Curitiba - O Sindicato das Guardas Municipais do Estado do Paraná (Sindiguardas-PR) está ''indignado'' com o Comando de Curitiba porque a corporação processa administrativamente dois guardas que mataram um assaltante durante troca de tiros, em novembro do ano passado. Os guardas estavam fazendo patrulhamento na regional do Portão quando ocorreu o assalto numa farmácia e houve o tiroteio. Um dos três marginais foi atingido e morreu. Um revólver calibre 32 e metade da quantia roubada foram recuperados.
''Ao invés de estarem sendo condecorados pela bravura, querem puni-los por excesso de tiros e respondem a um processo administrativo de disciplina'', afirma o vice-presidente da Sindiguardas-PR, Marcelo Perochi. ''Tudo que fizeram foi estritamente cumprir um dever legal. Ou há autonomia para a guarda trabalhar ou tira-se a guarda da rua'', critica. Segundo Perochi, por lei federal, em municípios com mais de 50 mil habitantes, as guardas devem ser armadas e ter preparo para atuar como policiais.

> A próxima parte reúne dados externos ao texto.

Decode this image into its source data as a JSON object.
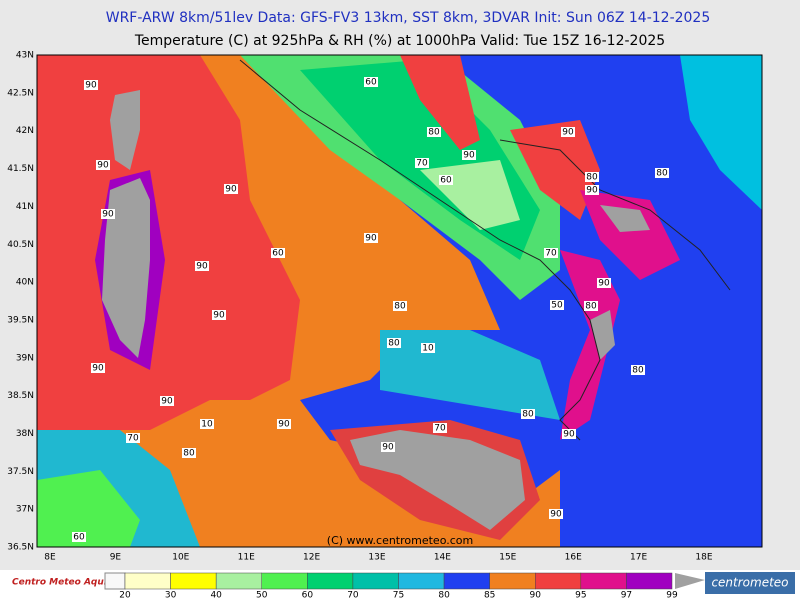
{
  "header": {
    "line1": "WRF-ARW 8km/51lev   Data: GFS-FV3 13km, SST 8km, 3DVAR   Init: Sun 06Z 14-12-2025",
    "line2": "Temperature (C) at 925hPa & RH (%) at 1000hPa  Valid: Tue 15Z 16-12-2025"
  },
  "lat_labels": [
    "43N",
    "42.5N",
    "42N",
    "41.5N",
    "41N",
    "40.5N",
    "40N",
    "39.5N",
    "39N",
    "38.5N",
    "38N",
    "37.5N",
    "37N",
    "36.5N"
  ],
  "lon_labels": [
    "8E",
    "9E",
    "10E",
    "11E",
    "12E",
    "13E",
    "14E",
    "15E",
    "16E",
    "17E",
    "18E"
  ],
  "contour_labels": [
    "90",
    "90",
    "90",
    "90",
    "60",
    "80",
    "90",
    "70",
    "60",
    "90",
    "80",
    "80",
    "90",
    "90",
    "60",
    "70",
    "90",
    "90",
    "80",
    "50",
    "90",
    "80",
    "80",
    "10",
    "90",
    "80",
    "90",
    "10",
    "90",
    "70",
    "80",
    "70",
    "90",
    "90",
    "80",
    "90",
    "60"
  ],
  "copyright": "(C) www.centrometeo.com",
  "colorbar": {
    "ticks": [
      "20",
      "30",
      "40",
      "50",
      "60",
      "70",
      "75",
      "80",
      "85",
      "90",
      "95",
      "97",
      "99"
    ],
    "colors": [
      "#ffffc8",
      "#ffff00",
      "#a8f0a0",
      "#50f050",
      "#00d070",
      "#00c0a8",
      "#20b8e0",
      "#2040f0",
      "#f08020",
      "#f04040",
      "#e0108c",
      "#a000c0"
    ]
  },
  "logo_left": "Centro Meteo Aquileo",
  "logo_right": "centrometeo"
}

O secretário municipal de Defesa Social, Itamar dos Santos, esclarece que é obrigatório a Prefeitura instaurar processo administrativo para toda ocorrência grave na prestação no serviço da Guarda Municipal. ''O inquérito policial que também foi instaurado já encerrou e encaminhado para o Ministério Público. Temos informações que ele concluíram que os guardas agiram de acordo com a lei'', disse ele, contando que, nos dois últimos anos, não houve registro de mortes durante a ação da Guarda Municipal de Curitiba.

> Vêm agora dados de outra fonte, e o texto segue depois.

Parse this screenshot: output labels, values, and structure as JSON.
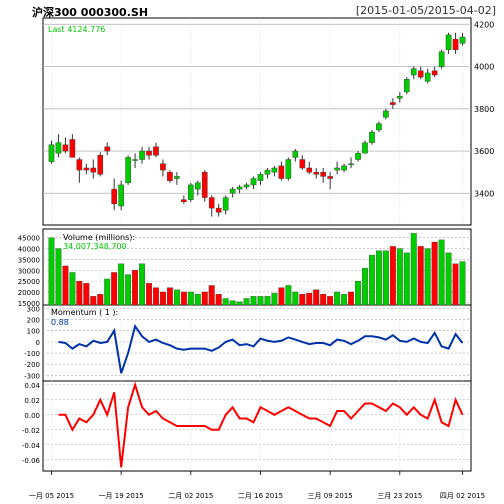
{
  "header": {
    "title": "沪深300 000300.SH",
    "date_range": "[2015-01-05/2015-04-02]"
  },
  "chart_data": [
    {
      "type": "candlestick",
      "panel": "price",
      "annotation": "Last 4124.776",
      "ylim": [
        3250,
        4230
      ],
      "yticks": [
        3400,
        3600,
        3800,
        4000,
        4200
      ],
      "colors": {
        "up": "#00cc00",
        "down": "#ff0000"
      },
      "candles": [
        {
          "o": 3550,
          "h": 3650,
          "l": 3540,
          "c": 3630
        },
        {
          "o": 3590,
          "h": 3680,
          "l": 3570,
          "c": 3640
        },
        {
          "o": 3630,
          "h": 3665,
          "l": 3590,
          "c": 3600
        },
        {
          "o": 3655,
          "h": 3680,
          "l": 3570,
          "c": 3570
        },
        {
          "o": 3560,
          "h": 3570,
          "l": 3450,
          "c": 3510
        },
        {
          "o": 3520,
          "h": 3540,
          "l": 3490,
          "c": 3510
        },
        {
          "o": 3520,
          "h": 3560,
          "l": 3470,
          "c": 3500
        },
        {
          "o": 3580,
          "h": 3595,
          "l": 3480,
          "c": 3490
        },
        {
          "o": 3620,
          "h": 3640,
          "l": 3580,
          "c": 3600
        },
        {
          "o": 3420,
          "h": 3470,
          "l": 3320,
          "c": 3350
        },
        {
          "o": 3340,
          "h": 3460,
          "l": 3320,
          "c": 3440
        },
        {
          "o": 3450,
          "h": 3580,
          "l": 3440,
          "c": 3570
        },
        {
          "o": 3560,
          "h": 3590,
          "l": 3520,
          "c": 3560
        },
        {
          "o": 3560,
          "h": 3620,
          "l": 3540,
          "c": 3600
        },
        {
          "o": 3600,
          "h": 3620,
          "l": 3560,
          "c": 3580
        },
        {
          "o": 3620,
          "h": 3640,
          "l": 3570,
          "c": 3580
        },
        {
          "o": 3540,
          "h": 3560,
          "l": 3480,
          "c": 3510
        },
        {
          "o": 3500,
          "h": 3510,
          "l": 3450,
          "c": 3460
        },
        {
          "o": 3470,
          "h": 3500,
          "l": 3440,
          "c": 3480
        },
        {
          "o": 3370,
          "h": 3390,
          "l": 3350,
          "c": 3360
        },
        {
          "o": 3370,
          "h": 3450,
          "l": 3360,
          "c": 3440
        },
        {
          "o": 3420,
          "h": 3460,
          "l": 3390,
          "c": 3450
        },
        {
          "o": 3500,
          "h": 3510,
          "l": 3360,
          "c": 3380
        },
        {
          "o": 3380,
          "h": 3390,
          "l": 3290,
          "c": 3330
        },
        {
          "o": 3330,
          "h": 3350,
          "l": 3290,
          "c": 3310
        },
        {
          "o": 3320,
          "h": 3390,
          "l": 3300,
          "c": 3380
        },
        {
          "o": 3400,
          "h": 3430,
          "l": 3380,
          "c": 3420
        },
        {
          "o": 3420,
          "h": 3440,
          "l": 3400,
          "c": 3430
        },
        {
          "o": 3430,
          "h": 3450,
          "l": 3420,
          "c": 3440
        },
        {
          "o": 3440,
          "h": 3480,
          "l": 3420,
          "c": 3470
        },
        {
          "o": 3460,
          "h": 3500,
          "l": 3440,
          "c": 3490
        },
        {
          "o": 3490,
          "h": 3520,
          "l": 3470,
          "c": 3510
        },
        {
          "o": 3500,
          "h": 3530,
          "l": 3480,
          "c": 3520
        },
        {
          "o": 3530,
          "h": 3550,
          "l": 3460,
          "c": 3470
        },
        {
          "o": 3470,
          "h": 3570,
          "l": 3460,
          "c": 3560
        },
        {
          "o": 3570,
          "h": 3610,
          "l": 3550,
          "c": 3600
        },
        {
          "o": 3560,
          "h": 3580,
          "l": 3510,
          "c": 3520
        },
        {
          "o": 3520,
          "h": 3550,
          "l": 3490,
          "c": 3500
        },
        {
          "o": 3500,
          "h": 3520,
          "l": 3470,
          "c": 3490
        },
        {
          "o": 3500,
          "h": 3520,
          "l": 3450,
          "c": 3480
        },
        {
          "o": 3480,
          "h": 3500,
          "l": 3420,
          "c": 3470
        },
        {
          "o": 3510,
          "h": 3550,
          "l": 3490,
          "c": 3520
        },
        {
          "o": 3510,
          "h": 3540,
          "l": 3500,
          "c": 3530
        },
        {
          "o": 3540,
          "h": 3570,
          "l": 3520,
          "c": 3540
        },
        {
          "o": 3560,
          "h": 3600,
          "l": 3550,
          "c": 3590
        },
        {
          "o": 3590,
          "h": 3650,
          "l": 3590,
          "c": 3640
        },
        {
          "o": 3640,
          "h": 3700,
          "l": 3630,
          "c": 3690
        },
        {
          "o": 3700,
          "h": 3740,
          "l": 3690,
          "c": 3730
        },
        {
          "o": 3760,
          "h": 3800,
          "l": 3750,
          "c": 3790
        },
        {
          "o": 3830,
          "h": 3850,
          "l": 3800,
          "c": 3820
        },
        {
          "o": 3850,
          "h": 3880,
          "l": 3830,
          "c": 3860
        },
        {
          "o": 3880,
          "h": 3950,
          "l": 3870,
          "c": 3940
        },
        {
          "o": 3960,
          "h": 4000,
          "l": 3940,
          "c": 3990
        },
        {
          "o": 3980,
          "h": 4000,
          "l": 3940,
          "c": 3950
        },
        {
          "o": 3930,
          "h": 3990,
          "l": 3920,
          "c": 3970
        },
        {
          "o": 3980,
          "h": 4000,
          "l": 3950,
          "c": 3960
        },
        {
          "o": 4000,
          "h": 4080,
          "l": 3990,
          "c": 4070
        },
        {
          "o": 4080,
          "h": 4160,
          "l": 4060,
          "c": 4150
        },
        {
          "o": 4130,
          "h": 4160,
          "l": 4060,
          "c": 4080
        },
        {
          "o": 4110,
          "h": 4160,
          "l": 4100,
          "c": 4140
        }
      ]
    },
    {
      "type": "bar",
      "panel": "volume",
      "title": "Volume (millions):",
      "annotation": "34,007,348,700",
      "ylim": [
        14000,
        49000
      ],
      "yticks": [
        15000,
        20000,
        25000,
        30000,
        35000,
        40000,
        45000
      ],
      "values": [
        45000,
        40000,
        32000,
        29000,
        25000,
        24000,
        18000,
        19000,
        26000,
        29000,
        33000,
        28000,
        30000,
        33000,
        24000,
        22000,
        20000,
        22000,
        21000,
        20000,
        20000,
        19000,
        20000,
        23000,
        19000,
        17000,
        16000,
        15500,
        17000,
        18000,
        18000,
        18000,
        19500,
        22000,
        23000,
        20000,
        19000,
        19500,
        21000,
        19000,
        18000,
        20000,
        19000,
        20000,
        25000,
        31000,
        37000,
        39000,
        39000,
        41000,
        40000,
        38000,
        47000,
        41000,
        40000,
        43000,
        44000,
        38000,
        33000,
        34000
      ],
      "up": [
        true,
        true,
        false,
        true,
        false,
        false,
        false,
        false,
        true,
        false,
        true,
        true,
        false,
        true,
        false,
        false,
        false,
        false,
        true,
        false,
        true,
        true,
        false,
        false,
        false,
        true,
        true,
        true,
        true,
        true,
        true,
        true,
        true,
        false,
        true,
        true,
        false,
        false,
        false,
        false,
        false,
        true,
        true,
        false,
        true,
        true,
        true,
        true,
        true,
        false,
        true,
        true,
        true,
        false,
        true,
        false,
        true,
        true,
        false,
        true
      ]
    },
    {
      "type": "line",
      "panel": "momentum-1",
      "title": "Momentum ( 1 ):",
      "annotation": "0.88",
      "ylim": [
        -350,
        330
      ],
      "yticks": [
        -300,
        -200,
        -100,
        0,
        100,
        200,
        300
      ],
      "color": "#0033aa",
      "values": [
        null,
        0,
        -10,
        -60,
        -20,
        -40,
        10,
        -10,
        0,
        100,
        -280,
        -100,
        140,
        50,
        0,
        20,
        -10,
        -30,
        -60,
        -70,
        -60,
        -60,
        -60,
        -80,
        -50,
        0,
        20,
        -30,
        -20,
        -40,
        30,
        10,
        0,
        10,
        40,
        20,
        0,
        -20,
        -10,
        -10,
        -30,
        20,
        10,
        -20,
        10,
        50,
        50,
        40,
        20,
        60,
        10,
        0,
        30,
        0,
        -10,
        80,
        -40,
        -60,
        70,
        -10
      ]
    },
    {
      "type": "line",
      "panel": "momentum-pct",
      "ylim": [
        -0.075,
        0.045
      ],
      "yticks": [
        -0.06,
        -0.04,
        -0.02,
        0.0,
        0.02,
        0.04
      ],
      "color": "#ff0000",
      "values": [
        null,
        0.0,
        0.0,
        -0.02,
        -0.005,
        -0.01,
        0.0,
        0.02,
        0.0,
        0.03,
        -0.07,
        0.01,
        0.04,
        0.01,
        0.0,
        0.005,
        -0.005,
        -0.01,
        -0.015,
        -0.015,
        -0.015,
        -0.015,
        -0.015,
        -0.02,
        -0.02,
        0.0,
        0.01,
        -0.005,
        -0.005,
        -0.01,
        0.01,
        0.005,
        0.0,
        0.005,
        0.01,
        0.005,
        0.0,
        -0.005,
        -0.005,
        -0.01,
        -0.015,
        0.005,
        0.005,
        -0.005,
        0.005,
        0.015,
        0.015,
        0.01,
        0.005,
        0.015,
        0.01,
        0.0,
        0.01,
        0.0,
        -0.005,
        0.02,
        -0.01,
        -0.015,
        0.02,
        0.0
      ]
    }
  ],
  "xaxis": {
    "labels": [
      "一月 05 2015",
      "一月 19 2015",
      "二月 02 2015",
      "二月 16 2015",
      "三月 09 2015",
      "三月 23 2015",
      "四月 02 2015"
    ],
    "label_index": [
      0,
      10,
      20,
      30,
      40,
      50,
      59
    ]
  }
}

De acordo com o secretário, dos cerca de 1,5 mil guardas municipais, menos de dez são filiados ao Sindiguardas-PR. ''O processo administrativo é uma burocracia. O processo sumário foi instaurado, no dia 6 de novembro de 2006, e na sequência encaminhado para Procuradoria Geral do Município, onde foi instaurado uma sindicância'', relembra. Como se trata de um caso grave, porque houve uma morte, o processo foi transformado em inquérito administrativo que não foi concluído e não tem previsão de ser encerrado.
''É claro que podem ser punidos, mas acredito que seja uma possibilidade remota. Eles deram 12 tiros, acertaram quatro no marginal e não atingiram ninguém mais. Para nós a ação foi correta'', disse o secretário.